With Nvidia joining its investment round, the San Francisco-based start-up, co-founded by LinkedIn creator Reid Hoffman, said it has access to 22,000 Nvidia H100 GPUs, the most in-demand resource in the AI industry today, costing $40,000 apiece.

Microsoft, another lead investor, has placed a large and public bet on ChatGPT-maker OpenAI, a leading player in the development of generative AI, in a “multibillion-dollar investment” over several years. People familiar with the talks previously said OpenAI was seeking $10bn from Microsoft at a $29bn valuation.

Kevin Scott, Microsoft’s chief technology officer, said that “ambitious AI companies like Inflection AI are pioneering the industry with transformative products that are accessible, easy to use, and show the many possibilities of AI”.

The fundraising comes as excitement over “generative AI” start-ups has intensified since the launch of OpenAI’s chatbot ChatGPT late last year, creating a rare bright spot in a tech landscape dominated by tumbling valuations and job cuts. Last month, Toronto-based start-up Cohere raised $270mn from Nvidia among others, at a $2.1bn valuation. Meanwhile, Mistral, a four-week old French AI start-up, this month raised €105mn in Europe’s largest-ever seed round.

Pi, Inflection’s chatbot, can have personal conversations with users, either directly via an app, or through text, WhatsApp, Instagram or Facebook.

At its launch in May, Suleyman described the chatbot as having the persona of a sympathetic sounding-board, rather than trying to provide information. The product, which has been beta-tested by users for several months, is meant purely for casual conversation, rather than writing or coding, which makes it safer and easier to control, Suleyman said.

Suleyman founded Inflection following his departure in early 2022 from Google, where he had helped develop the LaMDA conversational model.

He was one of three founders of London-based Google DeepMind, which was set up in the UK in 2010 and bought by Google for £400mn four years later.

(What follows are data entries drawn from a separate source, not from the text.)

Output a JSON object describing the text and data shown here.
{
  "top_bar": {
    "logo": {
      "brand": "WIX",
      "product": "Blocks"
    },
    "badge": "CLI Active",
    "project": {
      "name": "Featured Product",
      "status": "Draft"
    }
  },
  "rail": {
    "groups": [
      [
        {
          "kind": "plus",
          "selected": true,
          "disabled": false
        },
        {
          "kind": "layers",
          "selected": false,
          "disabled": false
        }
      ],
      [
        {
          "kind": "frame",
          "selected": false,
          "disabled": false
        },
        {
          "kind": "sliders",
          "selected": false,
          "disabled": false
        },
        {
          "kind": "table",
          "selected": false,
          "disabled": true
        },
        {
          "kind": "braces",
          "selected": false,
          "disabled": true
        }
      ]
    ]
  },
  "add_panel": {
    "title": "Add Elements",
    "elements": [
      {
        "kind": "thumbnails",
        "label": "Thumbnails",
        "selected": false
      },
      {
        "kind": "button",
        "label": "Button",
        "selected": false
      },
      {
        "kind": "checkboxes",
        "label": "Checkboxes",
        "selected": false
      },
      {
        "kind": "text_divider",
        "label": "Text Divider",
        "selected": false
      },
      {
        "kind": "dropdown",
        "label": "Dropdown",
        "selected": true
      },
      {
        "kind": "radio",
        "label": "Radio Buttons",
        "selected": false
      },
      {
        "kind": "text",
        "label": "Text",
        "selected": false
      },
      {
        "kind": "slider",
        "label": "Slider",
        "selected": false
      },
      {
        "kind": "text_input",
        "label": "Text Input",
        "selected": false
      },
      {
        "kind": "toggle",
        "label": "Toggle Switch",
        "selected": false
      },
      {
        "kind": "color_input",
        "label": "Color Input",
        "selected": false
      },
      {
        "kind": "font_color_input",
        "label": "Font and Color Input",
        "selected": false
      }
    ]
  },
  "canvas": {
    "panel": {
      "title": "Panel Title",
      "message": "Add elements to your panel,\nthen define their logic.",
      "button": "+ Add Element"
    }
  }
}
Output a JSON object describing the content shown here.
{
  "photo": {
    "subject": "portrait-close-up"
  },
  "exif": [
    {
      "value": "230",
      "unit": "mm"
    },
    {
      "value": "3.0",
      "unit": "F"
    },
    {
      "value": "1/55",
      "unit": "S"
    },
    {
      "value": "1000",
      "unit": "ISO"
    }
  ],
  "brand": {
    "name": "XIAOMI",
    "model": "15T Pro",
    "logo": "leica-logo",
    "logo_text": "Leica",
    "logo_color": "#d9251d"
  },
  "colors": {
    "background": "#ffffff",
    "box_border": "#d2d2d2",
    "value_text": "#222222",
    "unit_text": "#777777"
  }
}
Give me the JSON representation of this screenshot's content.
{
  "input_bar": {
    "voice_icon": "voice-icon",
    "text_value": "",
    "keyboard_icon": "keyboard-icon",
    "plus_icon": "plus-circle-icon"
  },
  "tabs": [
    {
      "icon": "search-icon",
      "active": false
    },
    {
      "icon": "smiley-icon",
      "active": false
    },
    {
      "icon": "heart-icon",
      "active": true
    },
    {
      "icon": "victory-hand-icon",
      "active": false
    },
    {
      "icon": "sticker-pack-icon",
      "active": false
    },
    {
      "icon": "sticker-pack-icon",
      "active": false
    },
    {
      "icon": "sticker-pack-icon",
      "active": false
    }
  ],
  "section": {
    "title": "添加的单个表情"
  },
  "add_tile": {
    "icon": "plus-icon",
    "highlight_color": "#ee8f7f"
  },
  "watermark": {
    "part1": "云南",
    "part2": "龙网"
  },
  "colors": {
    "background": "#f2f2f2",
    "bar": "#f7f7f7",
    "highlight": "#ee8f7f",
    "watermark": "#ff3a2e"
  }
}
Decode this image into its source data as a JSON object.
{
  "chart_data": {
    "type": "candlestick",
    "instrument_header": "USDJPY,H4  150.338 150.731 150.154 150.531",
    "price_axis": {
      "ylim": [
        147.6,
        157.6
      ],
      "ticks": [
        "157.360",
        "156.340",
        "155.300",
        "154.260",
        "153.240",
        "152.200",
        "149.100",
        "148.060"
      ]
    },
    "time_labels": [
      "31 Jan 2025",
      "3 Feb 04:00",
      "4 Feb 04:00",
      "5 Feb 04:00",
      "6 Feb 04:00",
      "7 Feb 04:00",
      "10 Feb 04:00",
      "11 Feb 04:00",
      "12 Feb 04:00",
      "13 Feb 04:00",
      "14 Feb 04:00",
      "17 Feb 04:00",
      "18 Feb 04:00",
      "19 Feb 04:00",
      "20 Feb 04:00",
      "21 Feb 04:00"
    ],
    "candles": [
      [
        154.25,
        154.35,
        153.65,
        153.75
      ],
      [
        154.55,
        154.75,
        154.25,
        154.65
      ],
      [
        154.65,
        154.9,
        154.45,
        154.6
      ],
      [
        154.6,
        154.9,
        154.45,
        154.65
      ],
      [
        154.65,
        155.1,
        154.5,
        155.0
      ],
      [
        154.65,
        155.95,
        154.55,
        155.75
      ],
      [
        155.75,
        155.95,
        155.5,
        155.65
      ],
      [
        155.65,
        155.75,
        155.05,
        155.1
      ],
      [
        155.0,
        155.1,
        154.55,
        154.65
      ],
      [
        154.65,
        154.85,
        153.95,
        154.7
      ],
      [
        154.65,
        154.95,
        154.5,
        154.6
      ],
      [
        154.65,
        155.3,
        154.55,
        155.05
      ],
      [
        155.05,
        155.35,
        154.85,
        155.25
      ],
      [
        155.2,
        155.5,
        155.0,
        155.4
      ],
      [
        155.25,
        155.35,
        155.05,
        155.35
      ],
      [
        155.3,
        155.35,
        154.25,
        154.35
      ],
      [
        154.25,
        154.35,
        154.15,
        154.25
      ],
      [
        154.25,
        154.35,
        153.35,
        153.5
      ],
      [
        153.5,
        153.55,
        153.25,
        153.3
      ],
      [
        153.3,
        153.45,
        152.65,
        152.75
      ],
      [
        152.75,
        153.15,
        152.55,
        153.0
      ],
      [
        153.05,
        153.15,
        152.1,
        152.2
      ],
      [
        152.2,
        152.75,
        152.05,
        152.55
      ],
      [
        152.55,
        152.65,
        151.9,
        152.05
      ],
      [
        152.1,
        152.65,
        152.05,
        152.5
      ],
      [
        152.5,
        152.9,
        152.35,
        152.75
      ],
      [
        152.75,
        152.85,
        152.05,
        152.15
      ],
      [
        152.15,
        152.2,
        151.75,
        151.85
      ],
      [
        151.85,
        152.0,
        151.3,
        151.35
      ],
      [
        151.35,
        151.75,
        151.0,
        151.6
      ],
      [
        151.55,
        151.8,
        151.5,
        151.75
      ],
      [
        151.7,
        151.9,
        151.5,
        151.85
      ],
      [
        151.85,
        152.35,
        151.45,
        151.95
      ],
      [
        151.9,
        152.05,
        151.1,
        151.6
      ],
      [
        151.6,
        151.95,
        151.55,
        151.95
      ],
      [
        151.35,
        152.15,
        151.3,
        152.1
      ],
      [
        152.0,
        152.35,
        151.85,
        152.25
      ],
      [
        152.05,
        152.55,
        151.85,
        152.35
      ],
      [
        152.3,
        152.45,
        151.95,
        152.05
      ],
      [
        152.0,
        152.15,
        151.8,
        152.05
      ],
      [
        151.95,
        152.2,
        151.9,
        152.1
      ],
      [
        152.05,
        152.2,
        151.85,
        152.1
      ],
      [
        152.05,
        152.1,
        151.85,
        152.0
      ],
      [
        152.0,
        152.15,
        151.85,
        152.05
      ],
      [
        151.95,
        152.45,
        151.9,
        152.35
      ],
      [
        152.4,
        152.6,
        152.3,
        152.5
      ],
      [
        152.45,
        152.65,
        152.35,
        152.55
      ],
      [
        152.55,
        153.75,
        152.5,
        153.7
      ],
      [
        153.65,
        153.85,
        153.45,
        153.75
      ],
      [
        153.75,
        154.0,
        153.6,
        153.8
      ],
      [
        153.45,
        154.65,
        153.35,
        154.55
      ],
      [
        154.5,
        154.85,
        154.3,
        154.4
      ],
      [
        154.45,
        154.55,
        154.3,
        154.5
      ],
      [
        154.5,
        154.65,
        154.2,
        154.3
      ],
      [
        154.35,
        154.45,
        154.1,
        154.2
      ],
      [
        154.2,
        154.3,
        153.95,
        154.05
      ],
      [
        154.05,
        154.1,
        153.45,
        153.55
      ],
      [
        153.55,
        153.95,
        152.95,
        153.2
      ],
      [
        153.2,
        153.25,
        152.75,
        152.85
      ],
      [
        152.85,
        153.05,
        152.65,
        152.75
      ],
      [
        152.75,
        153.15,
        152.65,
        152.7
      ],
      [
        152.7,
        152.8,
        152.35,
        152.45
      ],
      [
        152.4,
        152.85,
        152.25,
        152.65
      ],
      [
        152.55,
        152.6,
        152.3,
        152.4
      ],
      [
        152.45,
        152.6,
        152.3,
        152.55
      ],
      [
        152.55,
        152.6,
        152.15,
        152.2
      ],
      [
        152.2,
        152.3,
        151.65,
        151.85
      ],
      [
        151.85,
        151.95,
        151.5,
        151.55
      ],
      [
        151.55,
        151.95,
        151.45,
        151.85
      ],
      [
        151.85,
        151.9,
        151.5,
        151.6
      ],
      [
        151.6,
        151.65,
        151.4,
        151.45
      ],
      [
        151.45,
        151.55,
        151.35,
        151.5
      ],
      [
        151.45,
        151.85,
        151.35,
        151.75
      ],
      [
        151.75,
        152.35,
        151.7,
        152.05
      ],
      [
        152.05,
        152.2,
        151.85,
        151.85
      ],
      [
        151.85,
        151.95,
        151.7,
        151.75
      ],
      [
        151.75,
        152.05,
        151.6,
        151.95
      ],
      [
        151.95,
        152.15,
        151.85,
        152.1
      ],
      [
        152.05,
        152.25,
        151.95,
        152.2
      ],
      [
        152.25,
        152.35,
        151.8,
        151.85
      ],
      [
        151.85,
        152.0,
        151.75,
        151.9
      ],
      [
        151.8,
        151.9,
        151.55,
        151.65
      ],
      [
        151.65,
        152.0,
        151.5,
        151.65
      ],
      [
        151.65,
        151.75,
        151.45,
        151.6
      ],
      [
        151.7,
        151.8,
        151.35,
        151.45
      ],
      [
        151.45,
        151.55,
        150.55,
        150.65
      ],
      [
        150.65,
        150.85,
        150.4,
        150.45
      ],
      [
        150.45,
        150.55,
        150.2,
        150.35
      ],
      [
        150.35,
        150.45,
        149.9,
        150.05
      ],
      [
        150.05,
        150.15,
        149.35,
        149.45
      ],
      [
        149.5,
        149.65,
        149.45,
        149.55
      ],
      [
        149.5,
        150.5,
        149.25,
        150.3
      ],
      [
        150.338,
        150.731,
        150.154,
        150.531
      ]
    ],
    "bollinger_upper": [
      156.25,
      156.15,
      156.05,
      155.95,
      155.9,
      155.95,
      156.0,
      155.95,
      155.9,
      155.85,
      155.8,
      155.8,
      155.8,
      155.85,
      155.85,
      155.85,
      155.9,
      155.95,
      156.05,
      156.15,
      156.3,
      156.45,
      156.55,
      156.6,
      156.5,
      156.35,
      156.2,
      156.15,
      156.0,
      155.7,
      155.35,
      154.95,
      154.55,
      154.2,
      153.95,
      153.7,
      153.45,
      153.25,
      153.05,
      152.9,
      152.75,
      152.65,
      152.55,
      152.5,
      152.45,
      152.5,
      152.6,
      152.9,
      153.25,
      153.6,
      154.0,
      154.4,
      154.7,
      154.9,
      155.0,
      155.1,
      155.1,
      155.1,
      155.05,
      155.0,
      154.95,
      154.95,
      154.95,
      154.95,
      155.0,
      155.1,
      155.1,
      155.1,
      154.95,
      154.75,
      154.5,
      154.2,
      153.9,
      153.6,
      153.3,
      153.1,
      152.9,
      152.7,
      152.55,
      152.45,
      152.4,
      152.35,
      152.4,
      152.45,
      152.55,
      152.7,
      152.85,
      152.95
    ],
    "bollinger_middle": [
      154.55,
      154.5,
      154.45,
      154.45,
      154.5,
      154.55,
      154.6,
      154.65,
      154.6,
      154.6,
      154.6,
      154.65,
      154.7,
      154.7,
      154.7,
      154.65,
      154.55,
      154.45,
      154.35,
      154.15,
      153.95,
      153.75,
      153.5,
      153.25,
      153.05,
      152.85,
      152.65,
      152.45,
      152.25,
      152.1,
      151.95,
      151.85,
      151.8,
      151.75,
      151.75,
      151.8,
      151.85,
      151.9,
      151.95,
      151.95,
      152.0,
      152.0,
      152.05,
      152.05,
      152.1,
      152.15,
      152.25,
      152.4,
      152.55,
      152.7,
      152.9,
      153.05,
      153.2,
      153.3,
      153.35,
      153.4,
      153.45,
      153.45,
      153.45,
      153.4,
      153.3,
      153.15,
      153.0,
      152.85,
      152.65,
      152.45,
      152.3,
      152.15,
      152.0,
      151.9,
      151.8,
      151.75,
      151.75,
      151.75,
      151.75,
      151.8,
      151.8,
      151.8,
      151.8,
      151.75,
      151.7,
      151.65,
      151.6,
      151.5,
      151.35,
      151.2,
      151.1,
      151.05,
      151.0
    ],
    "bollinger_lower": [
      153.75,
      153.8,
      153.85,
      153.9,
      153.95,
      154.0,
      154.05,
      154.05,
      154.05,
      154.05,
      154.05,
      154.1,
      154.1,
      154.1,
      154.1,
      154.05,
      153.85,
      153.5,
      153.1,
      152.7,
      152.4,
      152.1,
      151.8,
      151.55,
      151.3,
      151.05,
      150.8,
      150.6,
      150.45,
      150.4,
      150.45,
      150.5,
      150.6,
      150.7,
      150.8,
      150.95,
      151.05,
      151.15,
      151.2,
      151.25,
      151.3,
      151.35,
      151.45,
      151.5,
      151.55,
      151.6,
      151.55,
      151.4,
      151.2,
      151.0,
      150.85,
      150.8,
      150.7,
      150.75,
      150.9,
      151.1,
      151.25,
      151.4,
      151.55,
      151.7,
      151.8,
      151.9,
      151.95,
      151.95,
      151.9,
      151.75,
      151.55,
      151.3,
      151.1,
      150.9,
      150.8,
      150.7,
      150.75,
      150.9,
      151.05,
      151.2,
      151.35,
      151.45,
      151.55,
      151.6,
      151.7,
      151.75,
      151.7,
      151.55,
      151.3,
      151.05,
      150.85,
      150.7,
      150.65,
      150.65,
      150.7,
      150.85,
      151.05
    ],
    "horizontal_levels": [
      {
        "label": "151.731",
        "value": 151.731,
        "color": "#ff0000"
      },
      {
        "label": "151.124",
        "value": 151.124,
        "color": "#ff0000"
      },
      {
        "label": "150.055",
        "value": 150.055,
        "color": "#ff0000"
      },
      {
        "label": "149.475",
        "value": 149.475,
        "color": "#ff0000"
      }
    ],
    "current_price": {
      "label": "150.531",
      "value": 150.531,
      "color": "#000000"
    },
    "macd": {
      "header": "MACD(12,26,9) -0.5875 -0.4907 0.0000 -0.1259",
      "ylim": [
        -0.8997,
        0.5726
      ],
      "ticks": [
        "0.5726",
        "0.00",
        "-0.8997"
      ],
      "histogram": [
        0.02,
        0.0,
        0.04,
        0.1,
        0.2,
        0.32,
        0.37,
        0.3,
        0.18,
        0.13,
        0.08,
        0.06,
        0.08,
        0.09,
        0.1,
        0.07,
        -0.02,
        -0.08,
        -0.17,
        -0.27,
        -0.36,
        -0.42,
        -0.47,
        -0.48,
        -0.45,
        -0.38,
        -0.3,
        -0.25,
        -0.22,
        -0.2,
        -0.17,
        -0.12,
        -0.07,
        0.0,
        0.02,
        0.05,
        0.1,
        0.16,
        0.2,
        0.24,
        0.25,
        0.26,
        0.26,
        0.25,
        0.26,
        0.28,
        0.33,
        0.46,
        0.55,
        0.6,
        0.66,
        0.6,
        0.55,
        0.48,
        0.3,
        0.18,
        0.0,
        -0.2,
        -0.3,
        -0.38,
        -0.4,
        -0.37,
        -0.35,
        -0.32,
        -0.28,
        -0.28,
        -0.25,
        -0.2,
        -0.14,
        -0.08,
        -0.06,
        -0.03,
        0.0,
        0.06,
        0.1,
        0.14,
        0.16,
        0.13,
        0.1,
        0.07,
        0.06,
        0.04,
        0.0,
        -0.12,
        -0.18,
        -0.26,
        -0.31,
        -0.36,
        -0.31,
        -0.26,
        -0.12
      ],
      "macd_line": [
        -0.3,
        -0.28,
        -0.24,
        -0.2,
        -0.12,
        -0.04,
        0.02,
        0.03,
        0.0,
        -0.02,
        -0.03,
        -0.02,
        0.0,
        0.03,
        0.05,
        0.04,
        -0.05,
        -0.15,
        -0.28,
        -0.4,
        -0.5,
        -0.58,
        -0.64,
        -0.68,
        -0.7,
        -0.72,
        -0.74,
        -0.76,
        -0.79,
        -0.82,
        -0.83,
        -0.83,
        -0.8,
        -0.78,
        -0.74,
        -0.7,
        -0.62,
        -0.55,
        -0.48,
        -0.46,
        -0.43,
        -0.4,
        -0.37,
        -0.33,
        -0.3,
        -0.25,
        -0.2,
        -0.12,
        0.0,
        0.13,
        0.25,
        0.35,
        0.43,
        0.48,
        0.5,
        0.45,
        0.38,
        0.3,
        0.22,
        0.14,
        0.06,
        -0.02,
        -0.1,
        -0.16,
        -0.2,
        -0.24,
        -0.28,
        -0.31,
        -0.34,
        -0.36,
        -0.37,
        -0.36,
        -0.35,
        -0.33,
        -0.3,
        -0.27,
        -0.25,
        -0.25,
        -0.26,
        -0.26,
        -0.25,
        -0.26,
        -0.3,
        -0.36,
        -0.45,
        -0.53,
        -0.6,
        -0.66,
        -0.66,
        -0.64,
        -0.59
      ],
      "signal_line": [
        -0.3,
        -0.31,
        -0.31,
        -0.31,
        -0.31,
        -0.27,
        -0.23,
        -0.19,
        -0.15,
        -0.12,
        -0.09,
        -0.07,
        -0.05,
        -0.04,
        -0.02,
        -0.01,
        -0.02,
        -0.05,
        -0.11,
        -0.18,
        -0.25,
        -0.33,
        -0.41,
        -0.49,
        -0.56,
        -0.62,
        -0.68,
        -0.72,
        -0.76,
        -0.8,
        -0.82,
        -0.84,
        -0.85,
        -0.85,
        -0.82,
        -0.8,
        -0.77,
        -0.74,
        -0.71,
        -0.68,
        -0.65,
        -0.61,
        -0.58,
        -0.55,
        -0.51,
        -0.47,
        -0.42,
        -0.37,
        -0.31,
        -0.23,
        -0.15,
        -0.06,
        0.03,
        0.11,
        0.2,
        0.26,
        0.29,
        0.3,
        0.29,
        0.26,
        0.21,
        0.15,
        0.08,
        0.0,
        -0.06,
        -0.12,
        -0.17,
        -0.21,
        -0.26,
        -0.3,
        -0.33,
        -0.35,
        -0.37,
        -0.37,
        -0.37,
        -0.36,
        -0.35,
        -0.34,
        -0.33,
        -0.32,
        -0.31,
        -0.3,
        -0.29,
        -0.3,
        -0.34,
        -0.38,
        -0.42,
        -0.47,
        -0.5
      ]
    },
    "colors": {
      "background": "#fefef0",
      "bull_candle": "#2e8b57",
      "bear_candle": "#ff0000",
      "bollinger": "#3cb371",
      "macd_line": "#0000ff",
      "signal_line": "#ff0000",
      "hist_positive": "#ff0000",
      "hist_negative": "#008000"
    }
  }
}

Suleyman left DeepMind in 2019 following an independent investigation into bullying and harassment accusations against him. He has publicly apologised for his behaviour, saying in a recorded interview that he “really screwed up” and was “very demanding and pretty relentless”.

Inflection previously raised money from venture capital firms including Greylock Partners, where Suleyman remains an investor.